I was fortunate to experience this colorful display once again while on a dolphin cruise out at sea. As the boats’ engine steamed ahead, the poised dancers amazingly managed to maintain their balance and keep upright while the rest of the passengers struggled just to stand and not get knocked over. They performed beautiful dances in unstable, shaky conditions with the utmost composure and confidence, as if the fast moving boat and thrashing waves beneath their feet weren’t jolting them about! I was honored that the accomplished male and female dancers invited me to join them in a couple of traditional (and not so traditional) dances, which I had to learn right there on the spot. They handed me a colorfully patterned wrap to wear, along with a lei, and had me kick off my water shoes and join them for a crash course atop crashing waves in hula. While my main objective was to avoid losing my balance and bowling everyone over at the next bump in the water, I was also able to mimic a few of the detailed arm movements, and join in the rich storytelling along with the engaging performers. 

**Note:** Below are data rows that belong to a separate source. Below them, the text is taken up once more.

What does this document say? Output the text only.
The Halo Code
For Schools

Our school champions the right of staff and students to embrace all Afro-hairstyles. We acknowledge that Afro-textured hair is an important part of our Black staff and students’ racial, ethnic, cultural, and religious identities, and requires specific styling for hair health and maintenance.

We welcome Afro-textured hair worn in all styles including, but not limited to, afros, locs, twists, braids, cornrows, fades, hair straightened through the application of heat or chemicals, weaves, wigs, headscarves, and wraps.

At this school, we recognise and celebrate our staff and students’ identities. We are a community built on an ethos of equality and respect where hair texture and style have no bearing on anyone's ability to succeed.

Later that same night after sitting in on an intense practice with a champion Hawaiian canoeing team,
I was treated to an intimate rehearsal by a local dance troupe in a parking lot of a boat harbor!
Summoned by the rhythm of echoing drums and hypnotizing chants, I was literally seduced by the sounds of the island, the pulse of Polynesia. As I approached, I witnessed the show of solidarity amongst the circle of drummers, which included a few women playing, and some kids running around. They were accompanied by a troupe of around twenty male and female dancers who performed together a series of fun, flirtatious, high energy movements.

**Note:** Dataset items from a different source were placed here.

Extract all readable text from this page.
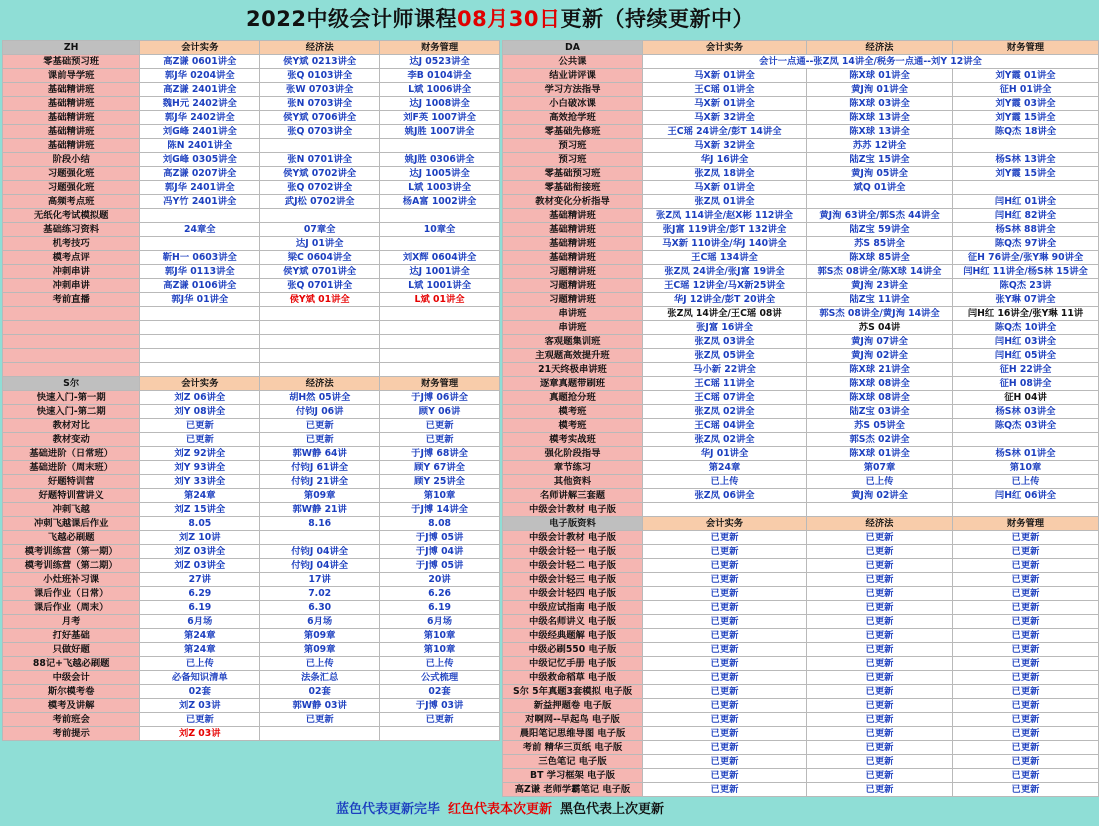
2022中级会计师课程08月30日更新（持续更新中）
ZH	会计实务	经济法	财务管理
零基础预习班	高Z谦 0601讲全	侯Y斌 0213讲全	达J 0523讲全
课前导学班	郭J华 0204讲全	张Q 0103讲全	李B 0104讲全
基础精讲班	高Z谦 2401讲全	张W 0703讲全	L斌 1006讲全
基础精讲班	魏H元 2402讲全	张N 0703讲全	达J 1008讲全
基础精讲班	郭J华 2402讲全	侯Y斌 0706讲全	刘F英 1007讲全
基础精讲班	刘G峰 2401讲全	张Q 0703讲全	姚J胜 1007讲全
基础精讲班	陈N 2401讲全		
阶段小结	刘G峰 0305讲全	张N 0701讲全	姚J胜 0306讲全
习题强化班	高Z谦 0207讲全	侯Y斌 0702讲全	达J 1005讲全
习题强化班	郭J华 2401讲全	张Q 0702讲全	L斌 1003讲全
高频考点班	冯Y竹 2401讲全	武J松 0702讲全	杨A富 1002讲全
无纸化考试模拟题			
基础练习资料	24章全	07章全	10章全
机考技巧		达J 01讲全	
模考点评	靳H一 0603讲全	梁C 0604讲全	刘X辉 0604讲全
冲刺串讲	郭J华 0113讲全	侯Y斌 0701讲全	达J 1001讲全
冲刺串讲	高Z谦 0106讲全	张Q 0701讲全	L斌 1001讲全
考前直播	郭J华 01讲全	侯Y斌 01讲全	L斌 01讲全

S尔	会计实务	经济法	财务管理
快速入门-第一期	刘Z 06讲全	胡H然 05讲全	于J博 06讲全
快速入门-第二期	刘Y 08讲全	付钧J 06讲	顾Y 06讲
教材对比	已更新	已更新	已更新
教材变动	已更新	已更新	已更新
基础进阶（日常班）	刘Z 92讲全	郭W静 64讲	于J博 68讲全
基础进阶（周末班）	刘Y 93讲全	付钧J 61讲全	顾Y 67讲全
好题特训营	刘Y 33讲全	付钧J 21讲全	顾Y 25讲全
好题特训营讲义	第24章	第09章	第10章
冲刺飞越	刘Z 15讲全	郭W静 21讲	于J博 14讲全
冲刺飞越课后作业	8.05	8.16	8.08
飞越必刷题	刘Z 10讲		于J博 05讲
模考训练营（第一期）	刘Z 03讲全	付钧J 04讲全	于J博 04讲
模考训练营（第二期）	刘Z 03讲全	付钧J 04讲全	于J博 05讲
小灶班补习课	27讲	17讲	20讲
课后作业（日常）	6.29	7.02	6.26
课后作业（周末）	6.19	6.30	6.19
月考	6月场	6月场	6月场
打好基础	第24章	第09章	第10章
只做好题	第24章	第09章	第10章
88记+飞越必刷题	已上传	已上传	已上传
中级会计	必备知识清单	法条汇总	公式梳理
斯尔模考卷	02套	02套	02套
模考及讲解	刘Z 03讲	郭W静 03讲	于J博 03讲
考前班会	已更新	已更新	已更新
考前提示	刘Z 03讲		
DA	会计实务	经济法	财务管理
公共课	会计一点通--张Z凤 14讲全/税务一点通--刘Y 12讲全		
结业讲评课	马X新 01讲全	陈X球 01讲全	刘Y霞 01讲全
学习方法指导	王C瑶 01讲全	黄J洵 01讲全	征H 01讲全
小白破冰课	马X新 01讲全	陈X球 03讲全	刘Y霞 03讲全
高效抢学班	马X新 32讲全	陈X球 13讲全	刘Y霞 15讲全
零基础先修班	王C瑶 24讲全/彭T 14讲全	陈X球 13讲全	陈Q杰 18讲全
预习班	马X新 32讲全	苏苏 12讲全	
预习班	华J 16讲全	陆Z宝 15讲全	杨S林 13讲全
零基础预习班	张Z凤 18讲全	黄J洵 05讲全	刘Y霞 15讲全
零基础衔接班	马X新 01讲全	斌Q 01讲全	
教材变化分析指导	张Z凤 01讲全		闫H红 01讲全
基础精讲班	张Z凤 114讲全/赵X彬 112讲全	黄J洵 63讲全/郭S杰 44讲全	闫H红 82讲全
基础精讲班	张J富 119讲全/彭T 132讲全	陆Z宝 59讲全	杨S林 88讲全
基础精讲班	马X新 110讲全/华J 140讲全	苏S 85讲全	陈Q杰 97讲全
基础精讲班	王C瑶 134讲全	陈X球 85讲全	征H 76讲全/张Y琳 90讲全
习题精讲班	张Z凤 24讲全/张J富 19讲全	郭S杰 08讲全/陈X球 14讲全	闫H红 11讲全/杨S林 15讲全
习题精讲班	王C瑶 12讲全/马X新25讲全	黄J洵 23讲全	陈Q杰 23讲
习题精讲班	华J 12讲全/彭T 20讲全	陆Z宝 11讲全	张Y琳 07讲全
串讲班	张Z凤 14讲全/王C瑶 08讲	郭S杰 08讲全/黄J洵 14讲全	闫H红 16讲全/张Y琳 11讲
串讲班	张J富 16讲全	苏S 04讲	陈Q杰 10讲全
客观题集训班	张Z凤 03讲全	黄J洵 07讲全	闫H红 03讲全
主观题高效提升班	张Z凤 05讲全	黄J洵 02讲全	闫H红 05讲全
21天终极串讲班	马小新 22讲全	陈X球 21讲全	征H 22讲全
逐章真题带刷班	王C瑶 11讲全	陈X球 08讲全	征H 08讲全
真题抢分班	王C瑶 07讲全	陈X球 08讲全	征H 04讲
模考班	张Z凤 02讲全	陆Z宝 03讲全	杨S林 03讲全
模考班	王C瑶 04讲全	苏S 05讲全	陈Q杰 03讲全
模考实战班	张Z凤 02讲全	郭S杰 02讲全	
强化阶段指导	华J 01讲全	陈X球 01讲全	杨S林 01讲全
章节练习	第24章	第07章	第10章
其他资料	已上传	已上传	已上传
名师讲解三套题	张Z凤 06讲全	黄J洵 02讲全	闫H红 06讲全
中级会计教材 电子版			
电子版资料	会计实务	经济法	财务管理
中级会计教材 电子版	已更新	已更新	已更新
中级会计轻一 电子版	已更新	已更新	已更新
中级会计轻二 电子版	已更新	已更新	已更新
中级会计轻三 电子版	已更新	已更新	已更新
中级会计轻四 电子版	已更新	已更新	已更新
中级应试指南 电子版	已更新	已更新	已更新
中级名师讲义 电子版	已更新	已更新	已更新
中级经典题解 电子版	已更新	已更新	已更新
中级必刷550 电子版	已更新	已更新	已更新
中级记忆手册 电子版	已更新	已更新	已更新
中级救命稻草 电子版	已更新	已更新	已更新
S尔 5年真题3套模拟 电子版	已更新	已更新	已更新
新益押题卷 电子版	已更新	已更新	已更新
对啊网--早起鸟 电子版	已更新	已更新	已更新
晨阳笔记思维导图 电子版	已更新	已更新	已更新
考前 精华三页纸 电子版	已更新	已更新	已更新
三色笔记 电子版	已更新	已更新	已更新
BT 学习框架 电子版	已更新	已更新	已更新
高Z谦 老师学霸笔记 电子版	已更新	已更新	已更新
蓝色代表更新完毕 红色代表本次更新 黑色代表上次更新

Then as the drum beats changed, the dancers split up, women off to one corner, and men remaining in the center, facing the drum circle. The men used their cloth wraps like instruments of war, sharply jousting them about, synchronizing them with their staccato arm swings and thrusting hip movements. You could feel the tone of the dances shift, as men told their warrior stories and the women displayed their own more intense narratives. This powerful practice in the parking lot went on for hours, with the barefoot artists connecting with the earth beneath their feet, the drummers and each other in a deep display of passion and tradition, showing the world the powerful pulse of Polynesia.